Drug used by 8 million in Turkey to treat Covid-19 proven ineffective

After being used by more than 8 million people to treat Covid-19 in Turkey, a new study has declared the drug favipiravir to be ineffective in the fight against the virus.

Müzeyyen Yüce / DUVAR 

Turkish Covid-19 Scientific Committee Member and Istanbul Faculty of Medicine's Prof. Dr. Serap Şimşek Yavuz has announced that the drug favipiravir, prescribed to an estimated 8 million people to treat Covid-19, has been deemed ineffective in the fight against the virus.

She shared the results of a new study confirming the drug’s inefficacy on social media. 

Favipiravir is a drug originally produced in Japan approved to treat the flu. After rumors of its effectiveness in fighting Covid-19, the Turkish Health Ministry began prescribing it to all people diagnosed with the novel coronavirus. Patients in mandatory lockdown were advised to take the pill up to nine times a day.

To date, an estimated eight million people have been prescribed the drug since March 11, 2020 -- the day the first positive Covid-19 test was recorded in Turkey. While not all those patients used the drug, experts estimate at least a few million people in Turkey underwent the treatment regimen. 

Despite its widespread use, favipiravir is not approved anywhere in the world for the treatment of Covid-19. Evidence has long suggested that the drug is not effective, say experts, but the Turkish Health Ministry has not heeded warnings and has continued to prescribe it. People who tested positive for the coronavirus were given favipiravir by dispatch teams sent to their homes upon receipt of a positive test. 

"A mistake was made from the very beginning," Hacettepe University Faculty of Medicine Head of Department of Pediatric Infectious Diseases Prof. Dr. Mehmet Ceyhan said.

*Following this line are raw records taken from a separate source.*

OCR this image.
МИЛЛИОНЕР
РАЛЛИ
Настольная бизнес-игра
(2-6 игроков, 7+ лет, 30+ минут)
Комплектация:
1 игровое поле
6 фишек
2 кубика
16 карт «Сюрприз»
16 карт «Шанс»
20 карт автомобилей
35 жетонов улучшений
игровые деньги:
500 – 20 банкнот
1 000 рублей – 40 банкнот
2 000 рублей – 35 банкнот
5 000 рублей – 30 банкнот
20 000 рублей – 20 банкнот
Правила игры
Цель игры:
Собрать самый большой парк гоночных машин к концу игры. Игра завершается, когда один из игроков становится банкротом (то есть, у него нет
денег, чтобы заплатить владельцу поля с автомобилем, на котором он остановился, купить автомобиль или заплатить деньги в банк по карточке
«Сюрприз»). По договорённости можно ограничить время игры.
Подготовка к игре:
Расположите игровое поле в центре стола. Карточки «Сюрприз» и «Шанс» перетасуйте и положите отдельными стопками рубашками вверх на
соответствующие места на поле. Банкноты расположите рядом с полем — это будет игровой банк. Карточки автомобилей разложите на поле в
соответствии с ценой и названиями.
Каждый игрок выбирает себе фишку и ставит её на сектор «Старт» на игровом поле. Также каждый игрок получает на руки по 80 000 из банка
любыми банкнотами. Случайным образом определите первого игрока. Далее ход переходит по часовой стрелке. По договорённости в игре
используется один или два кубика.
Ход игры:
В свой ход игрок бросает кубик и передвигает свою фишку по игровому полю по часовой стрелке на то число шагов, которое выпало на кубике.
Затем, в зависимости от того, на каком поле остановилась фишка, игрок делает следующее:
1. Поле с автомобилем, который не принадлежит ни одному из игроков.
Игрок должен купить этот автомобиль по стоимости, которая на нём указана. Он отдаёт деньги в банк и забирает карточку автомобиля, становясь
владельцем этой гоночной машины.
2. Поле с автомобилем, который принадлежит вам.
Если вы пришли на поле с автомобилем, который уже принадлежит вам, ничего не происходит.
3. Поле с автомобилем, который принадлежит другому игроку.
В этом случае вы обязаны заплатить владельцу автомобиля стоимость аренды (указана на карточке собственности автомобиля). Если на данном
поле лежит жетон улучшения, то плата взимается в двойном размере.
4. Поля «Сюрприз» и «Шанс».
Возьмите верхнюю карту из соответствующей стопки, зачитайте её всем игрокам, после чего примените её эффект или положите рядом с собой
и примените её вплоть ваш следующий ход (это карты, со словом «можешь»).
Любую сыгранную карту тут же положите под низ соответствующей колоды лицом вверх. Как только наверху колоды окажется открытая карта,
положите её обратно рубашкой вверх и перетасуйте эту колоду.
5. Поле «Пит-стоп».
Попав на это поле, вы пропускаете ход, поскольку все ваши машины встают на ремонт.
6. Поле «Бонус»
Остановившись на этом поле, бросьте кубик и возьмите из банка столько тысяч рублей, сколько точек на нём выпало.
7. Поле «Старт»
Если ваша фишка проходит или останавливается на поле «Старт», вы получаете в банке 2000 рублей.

"In the process, when the effect of the drug was not known, at least they should have compared the effects of giving it to one group and not giving it to another, but unfortunately this was not done."

Now, a new study released by the Canadian pharmaceutical company Appili proves these experts' claims. The study, called PRESECO (PREventing Severe COVID-19), showed that when patients received favipiravir when they had Covid-19, they experienced no real mitigation of systems.

“It was a study whose results we expected for a long time,” said Dr. Yavuz. “Unfortunately, favipiravir was ineffective.”

Doctors are now concerned about the effects taking so much of this medication may have had on patients’ bodies. Dr. Murat Akova from Hacettepe University Department of Microbiology and Infectious Diseases has said that while the drug is certainly not fatal, taking it in such high doses could have a negative effect on the liver. 

“Of course, every drug can have some negative effects on the liver when taken in such high doses. It can also, in rare cases, cause an allergic reaction. We mostly observed that our patients experiences impaired liver function, but once the drug was stopped, functions returned to normal.”

Dr. Ceyhan added that there is no evidence in the medical literature that the drug is fatal. However, Dr. Bülent Ertuğrul of the Turkish Society for Clinical Microbiology and Infectious Diseases (KLİMİK) has said that there need to be more tests done in Turkey to determine if there are any side effects experienced within the Turkish populace. 

“It is not possible in Turkey to say anything about how many patients used the drug or how many side effects they had,” he said. "We do not have any data on the side effects of favipiravir in Turkey.”